COVID patients who are at high risk of hospitalisation or have severe illness should be given a combination of two antibody therapies, according to the most recent World Health Organization guidelines, which were published in The BMJ on Friday.
The WHO Guideline Development Group (GDG) panel advises combining casirivimab and imdevimab therapy for two particular categories of COVID-19 patients.
The first group consists of patients with non-severe COVID-19 who are at high risk of hospitalisation, while the second group consists of patients with severe or critical COVID-19 who are seronegative, which means they have not established their own antibody response to COVID-19.
The first suggestion is based on fresh information from three unpublished clinical studies.
The research found that casirivimab and imdevimab may lower the risk of hospitalisation and the length of symptoms in individuals who are at high risk of severe illness, such as those who are unvaccinated, elderly, or immunocompromised.

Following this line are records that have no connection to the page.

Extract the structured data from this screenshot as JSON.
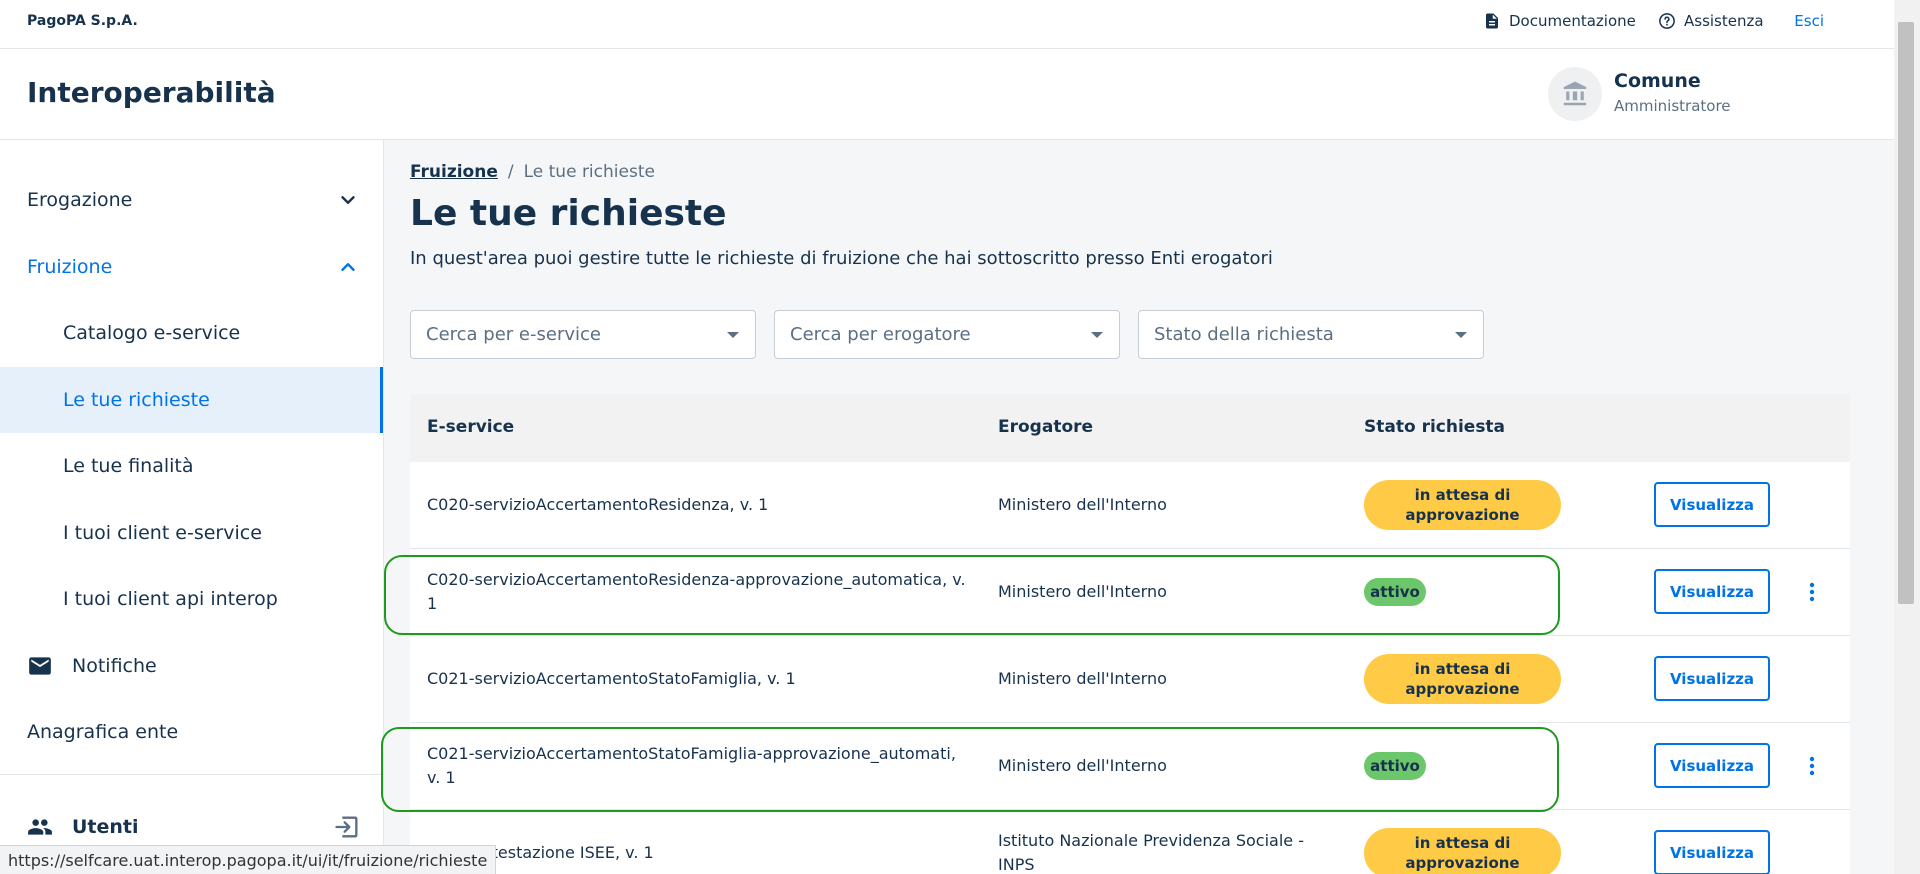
{
  "topbar": {
    "brand": "PagoPA S.p.A.",
    "docs_label": "Documentazione",
    "help_label": "Assistenza",
    "logout_label": "Esci"
  },
  "header": {
    "app_title": "Interoperabilità",
    "party_name": "Comune",
    "party_role": "Amministratore"
  },
  "sidebar": {
    "items": [
      {
        "label": "Erogazione"
      },
      {
        "label": "Fruizione"
      },
      {
        "label": "Catalogo e-service"
      },
      {
        "label": "Le tue richieste"
      },
      {
        "label": "Le tue finalità"
      },
      {
        "label": "I tuoi client e-service"
      },
      {
        "label": "I tuoi client api interop"
      },
      {
        "label": "Notifiche"
      },
      {
        "label": "Anagrafica ente"
      }
    ],
    "users_label": "Utenti"
  },
  "main": {
    "breadcrumb": {
      "parent": "Fruizione",
      "separator": "/",
      "current": "Le tue richieste"
    },
    "title": "Le tue richieste",
    "subtitle": "In quest'area puoi gestire tutte le richieste di fruizione che hai sottoscritto presso Enti erogatori",
    "filters": [
      {
        "placeholder": "Cerca per e-service"
      },
      {
        "placeholder": "Cerca per erogatore"
      },
      {
        "placeholder": "Stato della richiesta"
      }
    ],
    "table": {
      "headers": [
        "E-service",
        "Erogatore",
        "Stato richiesta"
      ],
      "rows": [
        {
          "eservice": "C020-servizioAccertamentoResidenza, v. 1",
          "erogatore": "Ministero dell'Interno",
          "stato": "in attesa di approvazione",
          "action": "Visualizza"
        },
        {
          "eservice": "C020-servizioAccertamentoResidenza-approvazione_automatica, v. 1",
          "erogatore": "Ministero dell'Interno",
          "stato": "attivo",
          "action": "Visualizza"
        },
        {
          "eservice": "C021-servizioAccertamentoStatoFamiglia, v. 1",
          "erogatore": "Ministero dell'Interno",
          "stato": "in attesa di approvazione",
          "action": "Visualizza"
        },
        {
          "eservice": "C021-servizioAccertamentoStatoFamiglia-approvazione_automati, v. 1",
          "erogatore": "Ministero dell'Interno",
          "stato": "attivo",
          "action": "Visualizza"
        },
        {
          "eservice": "zione Attestazione ISEE, v. 1",
          "erogatore": "Istituto Nazionale Previdenza Sociale - INPS",
          "stato": "in attesa di approvazione",
          "action": "Visualizza"
        }
      ]
    }
  },
  "status_url": "https://selfcare.uat.interop.pagopa.it/ui/it/fruizione/richieste",
  "colors": {
    "accent": "#0073E6",
    "text": "#17324D",
    "badge_pending": "#FFCB46",
    "badge_active": "#6CC66A",
    "highlight": "#1E9B1E"
  }
}
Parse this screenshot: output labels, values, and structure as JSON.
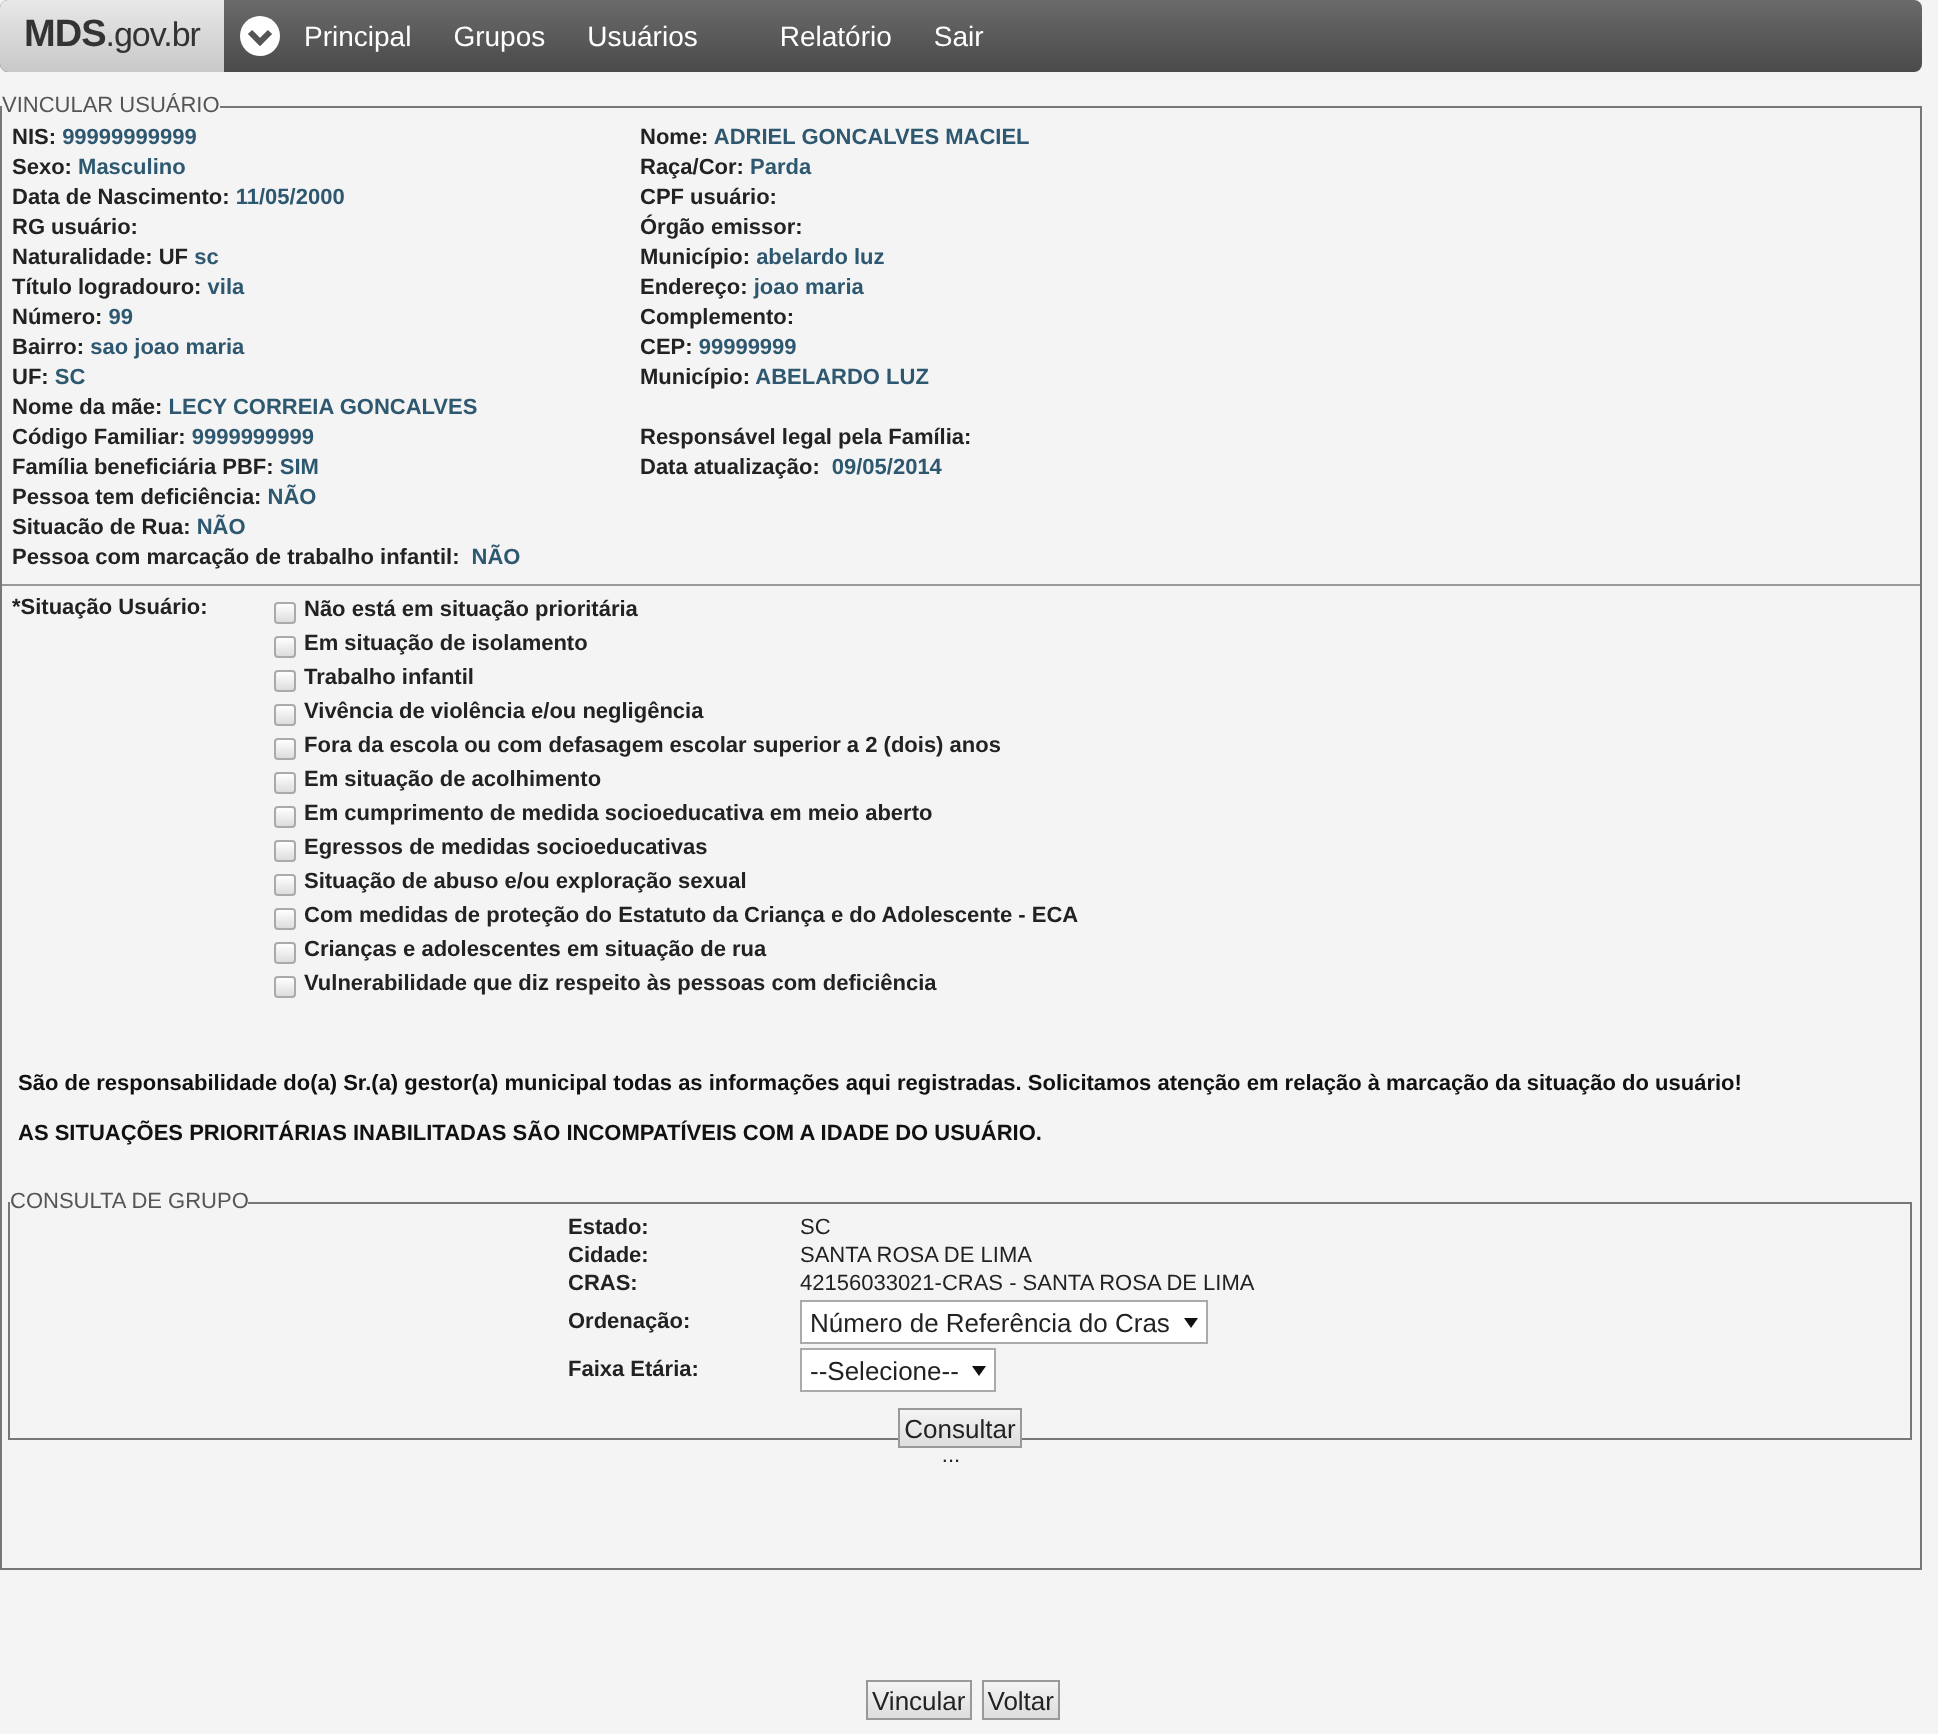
{
  "header": {
    "logo_bold": "MDS",
    "logo_rest": ".gov.br",
    "menu": [
      "Principal",
      "Grupos",
      "Usuários",
      "Relatório",
      "Sair"
    ]
  },
  "vincular": {
    "legend": "VINCULAR USUÁRIO",
    "rows": [
      {
        "left": {
          "label": "NIS:",
          "value": "99999999999"
        },
        "right": {
          "label": "Nome:",
          "value": "ADRIEL GONCALVES MACIEL"
        }
      },
      {
        "left": {
          "label": "Sexo:",
          "value": "Masculino"
        },
        "right": {
          "label": "Raça/Cor:",
          "value": "Parda"
        }
      },
      {
        "left": {
          "label": "Data de Nascimento:",
          "value": "11/05/2000"
        },
        "right": {
          "label": "CPF usuário:"
        }
      },
      {
        "left": {
          "label": "RG usuário:"
        },
        "right": {
          "label": "Órgão emissor:"
        }
      },
      {
        "left": {
          "label": "Naturalidade: UF",
          "value": "sc"
        },
        "right": {
          "label": "Município:",
          "value": "abelardo luz"
        }
      },
      {
        "left": {
          "label": "Título logradouro:",
          "value": "vila"
        },
        "right": {
          "label": "Endereço:",
          "value": "joao maria"
        }
      },
      {
        "left": {
          "label": "Número:",
          "value": "99"
        },
        "right": {
          "label": "Complemento:"
        }
      },
      {
        "left": {
          "label": "Bairro:",
          "value": "sao joao maria"
        },
        "right": {
          "label": "CEP:",
          "value": "99999999"
        }
      },
      {
        "left": {
          "label": "UF:",
          "value": "SC"
        },
        "right": {
          "label": "Município:",
          "value": "ABELARDO LUZ"
        }
      },
      {
        "left": {
          "label": "Nome da mãe:",
          "value": "LECY CORREIA GONCALVES"
        }
      },
      {
        "left": {
          "label": "Código Familiar:",
          "value": "9999999999"
        },
        "right": {
          "label": "Responsável legal pela Família:"
        }
      },
      {
        "left": {
          "label": "Família beneficiária PBF:",
          "value": "SIM"
        },
        "right": {
          "label": "Data atualização:",
          "value": "09/05/2014",
          "kind": "inline"
        }
      },
      {
        "left": {
          "label": "Pessoa tem deficiência:",
          "value": "NÃO"
        }
      },
      {
        "left": {
          "label": "Situacão de Rua:",
          "value": "NÃO"
        }
      },
      {
        "left": {
          "label": "Pessoa com marcação de trabalho infantil:",
          "value": "NÃO",
          "kind": "inline"
        }
      }
    ],
    "situacao_label": "*Situação Usuário:",
    "situacoes": [
      {
        "label": "Não está em situação prioritária",
        "checked": false
      },
      {
        "label": "Em situação de isolamento",
        "checked": false
      },
      {
        "label": "Trabalho infantil",
        "checked": false
      },
      {
        "label": "Vivência de violência e/ou negligência",
        "checked": false
      },
      {
        "label": "Fora da escola ou com defasagem escolar superior a 2 (dois) anos",
        "checked": false
      },
      {
        "label": "Em situação de acolhimento",
        "checked": false
      },
      {
        "label": "Em cumprimento de medida socioeducativa em meio aberto",
        "checked": false
      },
      {
        "label": "Egressos de medidas socioeducativas",
        "checked": false
      },
      {
        "label": "Situação de abuso e/ou exploração sexual",
        "checked": false
      },
      {
        "label": "Com medidas de proteção do Estatuto da Criança e do Adolescente - ECA",
        "checked": false
      },
      {
        "label": "Crianças e adolescentes em situação de rua",
        "checked": false
      },
      {
        "label": "Vulnerabilidade que diz respeito às pessoas com deficiência",
        "checked": false
      }
    ],
    "notices": [
      "São de responsabilidade do(a) Sr.(a) gestor(a) municipal todas as informações aqui registradas. Solicitamos atenção em relação à marcação da situação do usuário!",
      "AS SITUAÇÕES PRIORITÁRIAS INABILITADAS SÃO INCOMPATÍVEIS COM A IDADE DO USUÁRIO."
    ],
    "consulta": {
      "legend": "CONSULTA DE GRUPO",
      "fields": [
        {
          "label": "Estado:",
          "value": "SC",
          "kind": "text"
        },
        {
          "label": "Cidade:",
          "value": "SANTA ROSA DE LIMA",
          "kind": "text"
        },
        {
          "label": "CRAS:",
          "value": "42156033021-CRAS - SANTA ROSA DE LIMA",
          "kind": "text"
        },
        {
          "label": "Ordenação:",
          "value": "Número de Referência do Cras",
          "kind": "select"
        },
        {
          "label": "Faixa Etária:",
          "value": "--Selecione--",
          "kind": "select"
        }
      ],
      "button": "Consultar"
    },
    "ellipsis": "..."
  },
  "buttons": [
    "Vincular",
    "Voltar"
  ]
}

The second suggestion is based on results from another research, which indicates that the two antibodies may minimise mortality and the requirement for mechanical ventilation in seronegative individuals.
This study found that Casirivimab and imdevimab therapy resulted in 49 fewer deaths per 1,000 seriously sick patients and 87 fewer deaths in critically ill patients.
The panel concluded that any advantages of this antibody therapy for all other COVID-19 patients are unlikely to be significant.
Casirivimab and imdevimab are monoclonal antibodies that, when combined, bind to the SARS-CoV-2 spike protein, preventing the virus from infecting cells.
The spike protein aids the virus in binding to and infecting human cells.
The panel acknowledged several cost and resource implications associated with this treatment, which may make access to low and middle income countries challenging.
For example, rapid serological tests will be needed to identify eligible patients who are severely ill, treatment must be given intravenously using specialist equipment, and patients should be monitored for allergic reactions.
They also recognise the possibility that new variants may emerge in which casirivimab and imdevimab antibodies may have reduced effect.
However, the panel says given the demonstrated benefits for patients, “the recommendations should provide a stimulus to engage all possible mechanisms to improve global access to the intervention and associated testing.”
The latest guidance adds to previous recommendations for the use of interleukin-6 receptor blockers and systemic corticosteroids for patients with severe or critical COVID-19.
The panel also recommends against the use of ivermectin and hydroxychloroquine in patients with COVID-19 regardless of disease severity.